Roseanne lets loose with “Roseannearchy: Dispatches From the Nut Farm,” a rapid grab-bag book.

Roseanne Barr’s new book “Roseannearchy: Dispatches from the Nut Farm,” published by the Gallery imprint of Simon & Schuster Jan. 4, is a mixed bag of razor-sharp rants, autobiography, political commentary and stream-of-consciousness feminism that sometimes hits its marks, and other times gets lost in tangents.

With its cover photo of Roseanne in Che Guevara gear toting a rifle and bombs dropping in the background, the book finds her playing her personality to the hilt, just as she did in her last HBO special four years ago, “Blonde and Bitchin’” (see review, 11/2/06). At almost 300 pages, “Roseannearchy” is a substantial and jam-packed book, certainly.

The best bits come in the middle, with chapters on sex, Barr’s showbiz experiences and the true story of her national anthem singing misfire. Some chapters are pure storytelling, others are like extended stand-up pieces, as with “S-E-X, Do We HAVE to Talk About It?” In this chapter she takes on cougars, younger women with older men and the Viagra-industrial complex. An example – “I’ve always thought that just about the lamest thing you can call sexual activity is ‘making love,’” she writes. “Give me a break. Two horny, slobbering, thrashing human rolling around on top of each other are not ‘making love.’”

Barr recalls some of the lesser known pioneering moments of her shorter-lived follow-up to her hit sitcom, the syndicated talk show titled “The Roseanne Show,” which she says deserves credit for a lot of today’s reality TV landscape, having aired “plus-size beauty contests, plus-size talent contests, a ‘Date My Daughters’ segment, Judge Roseanne, rehab shows, hemp cooking shows. ..” Barr writes. “I got used to seeing ideas I thought of get picked up and copied, and I was actually thrilled about it. Imitation is the sincerest form of flattery.”

She dishes on her ex-husband Tom Arnold at points, but blames herself equally for the problems in their marriage and its failure.
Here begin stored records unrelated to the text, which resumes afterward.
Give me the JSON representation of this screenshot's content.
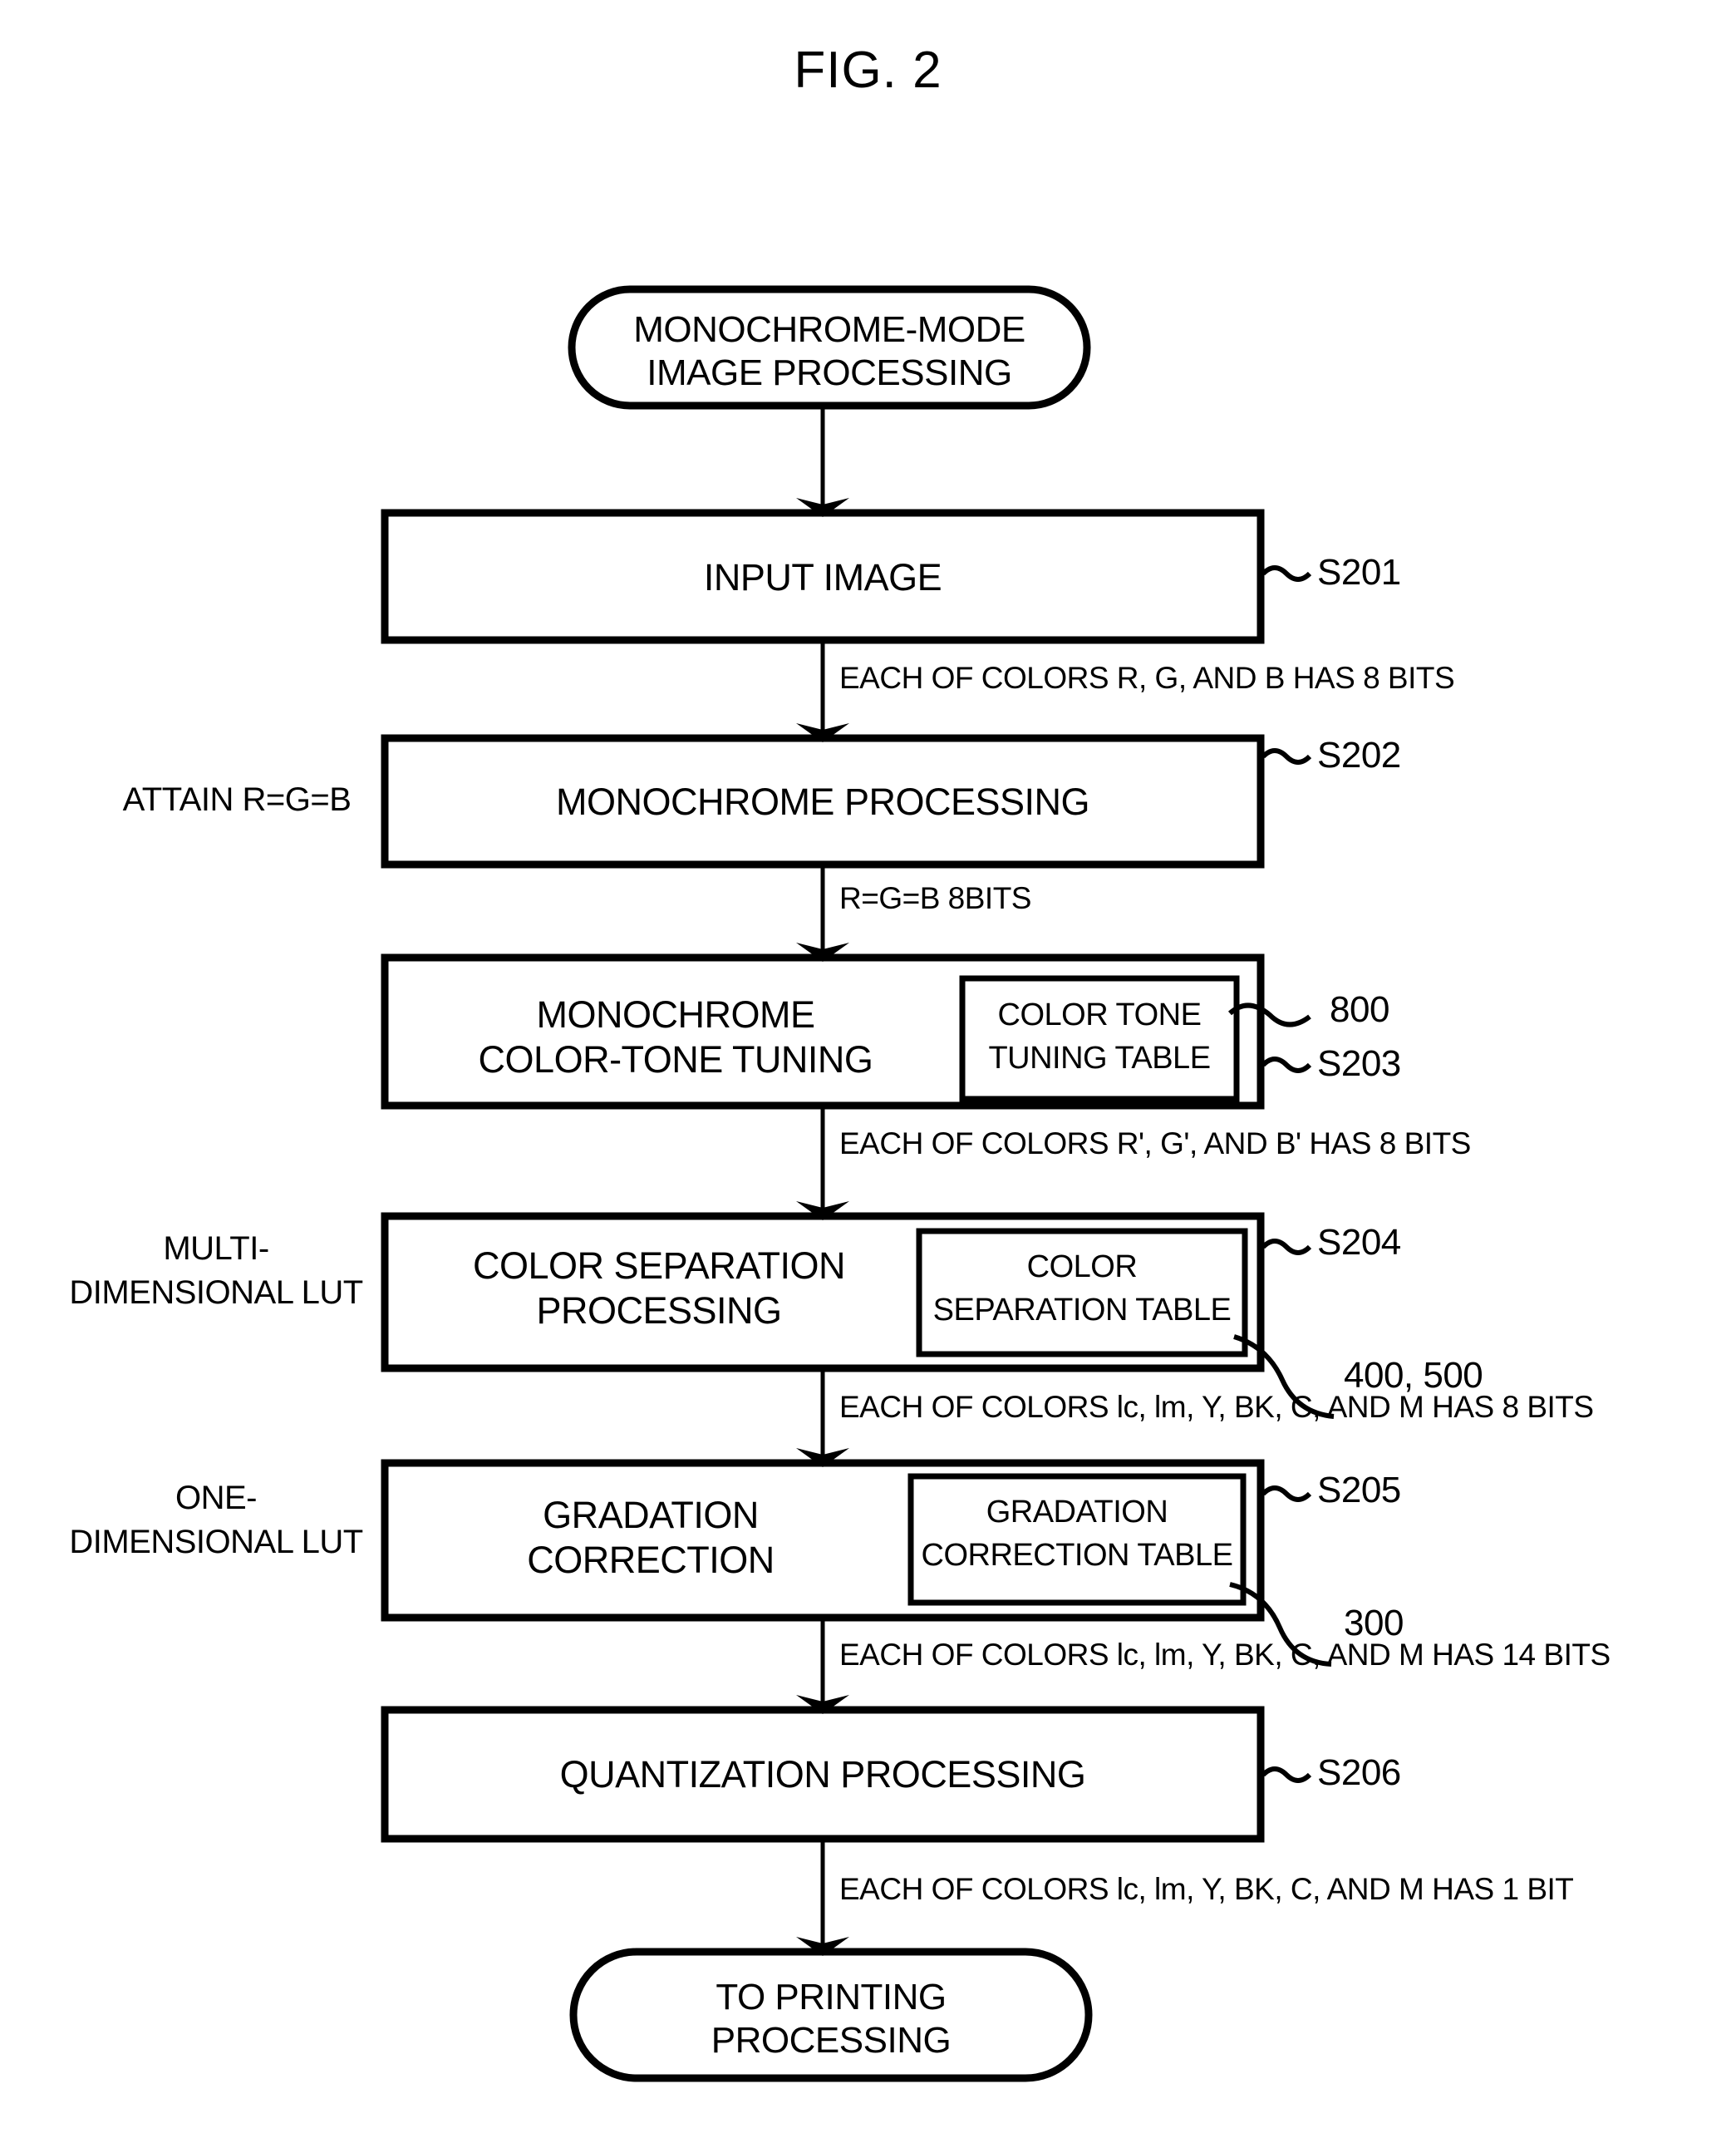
{
  "figure": {
    "title": "FIG. 2"
  },
  "nodes": {
    "start": {
      "label_line1": "MONOCHROME-MODE",
      "label_line2": "IMAGE PROCESSING"
    },
    "end": {
      "label_line1": "TO PRINTING",
      "label_line2": "PROCESSING"
    }
  },
  "steps": [
    {
      "id": "s201",
      "label_line1": "INPUT IMAGE",
      "label_line2": "",
      "ref": "S201",
      "side_label_line1": "",
      "side_label_line2": "",
      "table_line1": "",
      "table_line2": "",
      "table_ref": ""
    },
    {
      "id": "s202",
      "label_line1": "MONOCHROME PROCESSING",
      "label_line2": "",
      "ref": "S202",
      "side_label_line1": "ATTAIN R=G=B",
      "side_label_line2": "",
      "table_line1": "",
      "table_line2": "",
      "table_ref": ""
    },
    {
      "id": "s203",
      "label_line1": "MONOCHROME",
      "label_line2": "COLOR-TONE TUNING",
      "ref": "S203",
      "side_label_line1": "",
      "side_label_line2": "",
      "table_line1": "COLOR TONE",
      "table_line2": "TUNING TABLE",
      "table_ref": "800"
    },
    {
      "id": "s204",
      "label_line1": "COLOR SEPARATION",
      "label_line2": "PROCESSING",
      "ref": "S204",
      "side_label_line1": "MULTI-",
      "side_label_line2": "DIMENSIONAL LUT",
      "table_line1": "COLOR",
      "table_line2": "SEPARATION TABLE",
      "table_ref": "400, 500"
    },
    {
      "id": "s205",
      "label_line1": "GRADATION",
      "label_line2": "CORRECTION",
      "ref": "S205",
      "side_label_line1": "ONE-",
      "side_label_line2": "DIMENSIONAL LUT",
      "table_line1": "GRADATION",
      "table_line2": "CORRECTION TABLE",
      "table_ref": "300"
    },
    {
      "id": "s206",
      "label_line1": "QUANTIZATION PROCESSING",
      "label_line2": "",
      "ref": "S206",
      "side_label_line1": "",
      "side_label_line2": "",
      "table_line1": "",
      "table_line2": "",
      "table_ref": ""
    }
  ],
  "edge_labels": [
    {
      "id": "e1",
      "text": "EACH OF COLORS R, G, AND B HAS 8 BITS"
    },
    {
      "id": "e2",
      "text": "R=G=B 8BITS"
    },
    {
      "id": "e3",
      "text": "EACH OF COLORS R', G', AND B' HAS 8 BITS"
    },
    {
      "id": "e4",
      "text": "EACH OF COLORS lc, lm, Y, BK, C, AND M HAS 8 BITS"
    },
    {
      "id": "e5",
      "text": "EACH OF COLORS lc, lm, Y, BK, C, AND M HAS 14 BITS"
    },
    {
      "id": "e6",
      "text": "EACH OF COLORS lc, lm, Y, BK, C, AND M HAS 1 BIT"
    }
  ],
  "colors": {
    "ink": "#000000",
    "paper": "#ffffff"
  }
}
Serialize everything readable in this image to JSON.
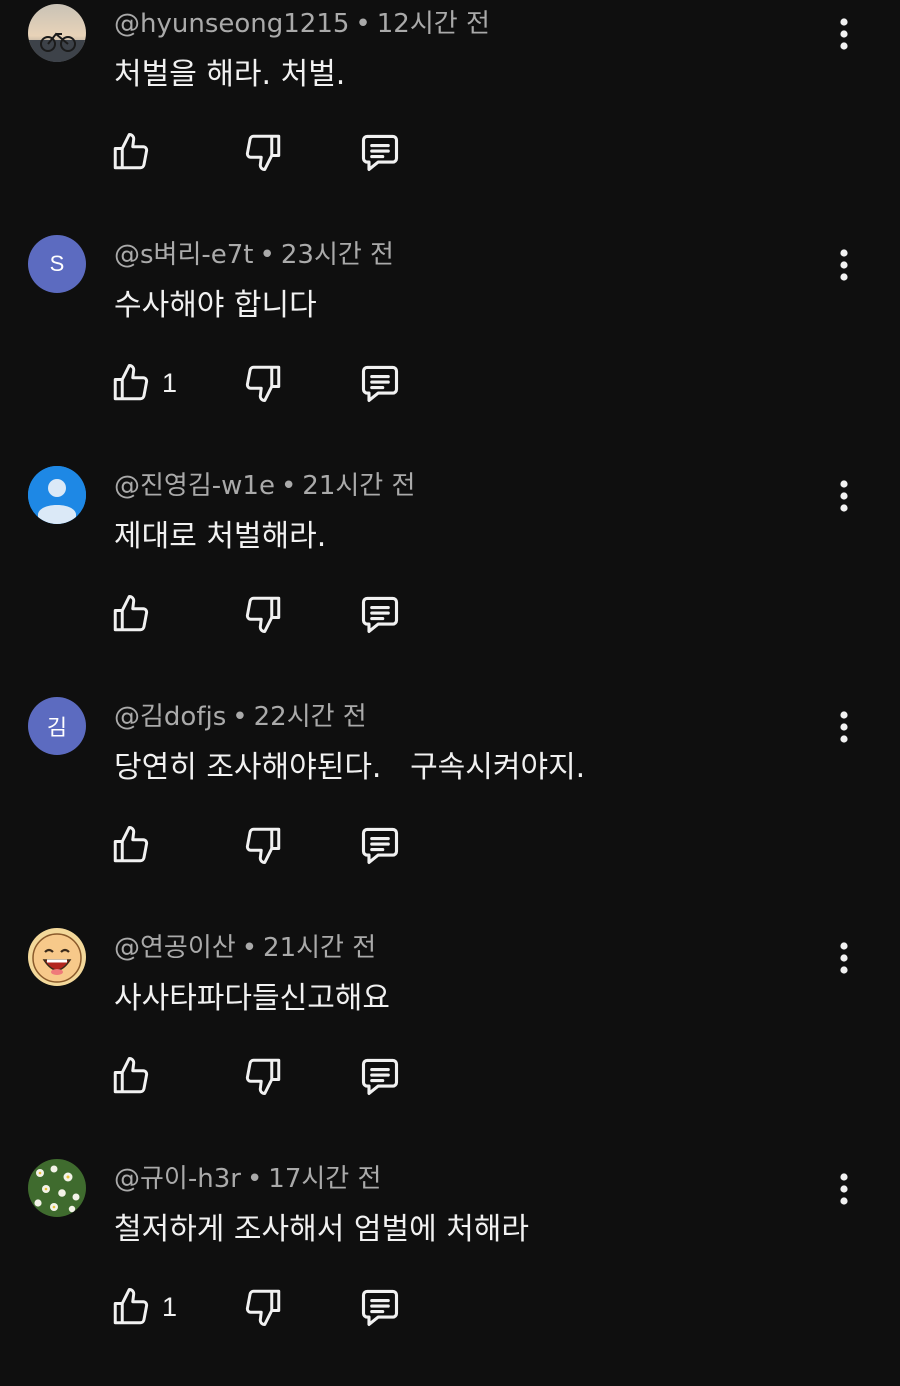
{
  "colors": {
    "background": "#0f0f0f",
    "text": "#f1f1f1",
    "meta": "#aaaaaa",
    "avatar_purple": "#5c6bc0",
    "avatar_blue": "#1e88e5"
  },
  "comments": [
    {
      "author": "@hyunseong1215",
      "separator": "•",
      "time": "12시간 전",
      "text": "처벌을 해라. 처벌.",
      "likes": "",
      "avatar": {
        "type": "photo-bike",
        "letter": ""
      },
      "more_icon": "more-vert-icon"
    },
    {
      "author": "@s벼리-e7t",
      "separator": "•",
      "time": "23시간 전",
      "text": "수사해야 합니다",
      "likes": "1",
      "avatar": {
        "type": "letter",
        "letter": "S",
        "color": "#5c6bc0"
      },
      "more_icon": "more-vert-icon"
    },
    {
      "author": "@진영김-w1e",
      "separator": "•",
      "time": "21시간 전",
      "text": "제대로 처벌해라.",
      "likes": "",
      "avatar": {
        "type": "default-person",
        "letter": "",
        "color": "#1e88e5"
      },
      "more_icon": "more-vert-icon"
    },
    {
      "author": "@김dofjs",
      "separator": "•",
      "time": "22시간 전",
      "text": "당연히 조사해야된다.   구속시켜야지.",
      "likes": "",
      "avatar": {
        "type": "letter",
        "letter": "김",
        "color": "#5c6bc0"
      },
      "more_icon": "more-vert-icon"
    },
    {
      "author": "@연공이산",
      "separator": "•",
      "time": "21시간 전",
      "text": "사사타파다들신고해요",
      "likes": "",
      "avatar": {
        "type": "photo-laughing-face",
        "letter": ""
      },
      "more_icon": "more-vert-icon"
    },
    {
      "author": "@규이-h3r",
      "separator": "•",
      "time": "17시간 전",
      "text": "철저하게 조사해서 엄벌에 처해라",
      "likes": "1",
      "avatar": {
        "type": "photo-flowers",
        "letter": ""
      },
      "more_icon": "more-vert-icon"
    }
  ],
  "icons": {
    "like": "thumb-up-icon",
    "dislike": "thumb-down-icon",
    "reply": "reply-comment-icon"
  }
}
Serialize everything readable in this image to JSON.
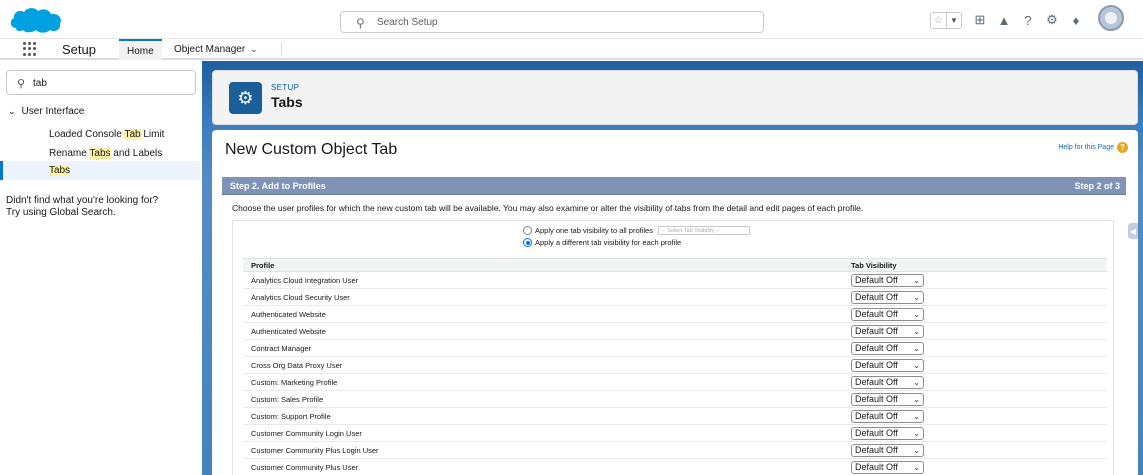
{
  "global_header": {
    "search_placeholder": "Search Setup",
    "icons": [
      "favorites-star-icon",
      "favorites-list-icon",
      "add-icon",
      "trailhead-icon",
      "help-icon",
      "gear-icon",
      "notifications-bell-icon",
      "avatar"
    ]
  },
  "context_bar": {
    "app_name": "Setup",
    "tabs": [
      {
        "label": "Home"
      },
      {
        "label": "Object Manager"
      }
    ]
  },
  "sidebar": {
    "quick_find_value": "tab",
    "group_label": "User Interface",
    "items": [
      {
        "pre": "Loaded Console ",
        "hl": "Tab",
        "post": " Limit"
      },
      {
        "pre": "Rename ",
        "hl": "Tabs",
        "post": " and Labels"
      },
      {
        "pre": "",
        "hl": "Tabs",
        "post": ""
      }
    ],
    "note_line1": "Didn't find what you're looking for?",
    "note_line2": "Try using Global Search."
  },
  "page_header": {
    "kicker": "SETUP",
    "title": "Tabs"
  },
  "panel": {
    "title": "New Custom Object Tab",
    "help_link": "Help for this Page",
    "step_left": "Step 2. Add to Profiles",
    "step_right": "Step 2 of 3",
    "instructions": "Choose the user profiles for which the new custom tab will be available. You may also examine or alter the visibility of tabs from the detail and edit pages of each profile.",
    "radio_all_label": "Apply one tab visibility to all profiles",
    "radio_all_select": "-- Select Tab Visibility --",
    "radio_each_label": "Apply a different tab visibility for each profile",
    "table": {
      "col_profile": "Profile",
      "col_visibility": "Tab Visibility",
      "rows": [
        {
          "profile": "Analytics Cloud Integration User",
          "visibility": "Default Off"
        },
        {
          "profile": "Analytics Cloud Security User",
          "visibility": "Default Off"
        },
        {
          "profile": "Authenticated Website",
          "visibility": "Default Off"
        },
        {
          "profile": "Authenticated Website",
          "visibility": "Default Off"
        },
        {
          "profile": "Contract Manager",
          "visibility": "Default Off"
        },
        {
          "profile": "Cross Org Data Proxy User",
          "visibility": "Default Off"
        },
        {
          "profile": "Custom: Marketing Profile",
          "visibility": "Default Off"
        },
        {
          "profile": "Custom: Sales Profile",
          "visibility": "Default Off"
        },
        {
          "profile": "Custom: Support Profile",
          "visibility": "Default Off"
        },
        {
          "profile": "Customer Community Login User",
          "visibility": "Default Off"
        },
        {
          "profile": "Customer Community Plus Login User",
          "visibility": "Default Off"
        },
        {
          "profile": "Customer Community Plus User",
          "visibility": "Default Off"
        }
      ]
    }
  },
  "colors": {
    "brand_blue": "#0176d3",
    "step_bar": "#7e93b5",
    "header_badge": "#1b5f99",
    "highlight": "#fff1a8"
  }
}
Barr writes about their co-dependent nature and miscommunications that actually contributed to what she calls her “singing accident” and its aftermath.

“Roseannearchy,” as you might guess from these instances, does veer wildly across Barr’s past and her views, but like its author’s cover pose, when firing widely and strafing with bombs, enough of the ammunition is going to hit targets to be effective. In this case, though, the effect is laughter.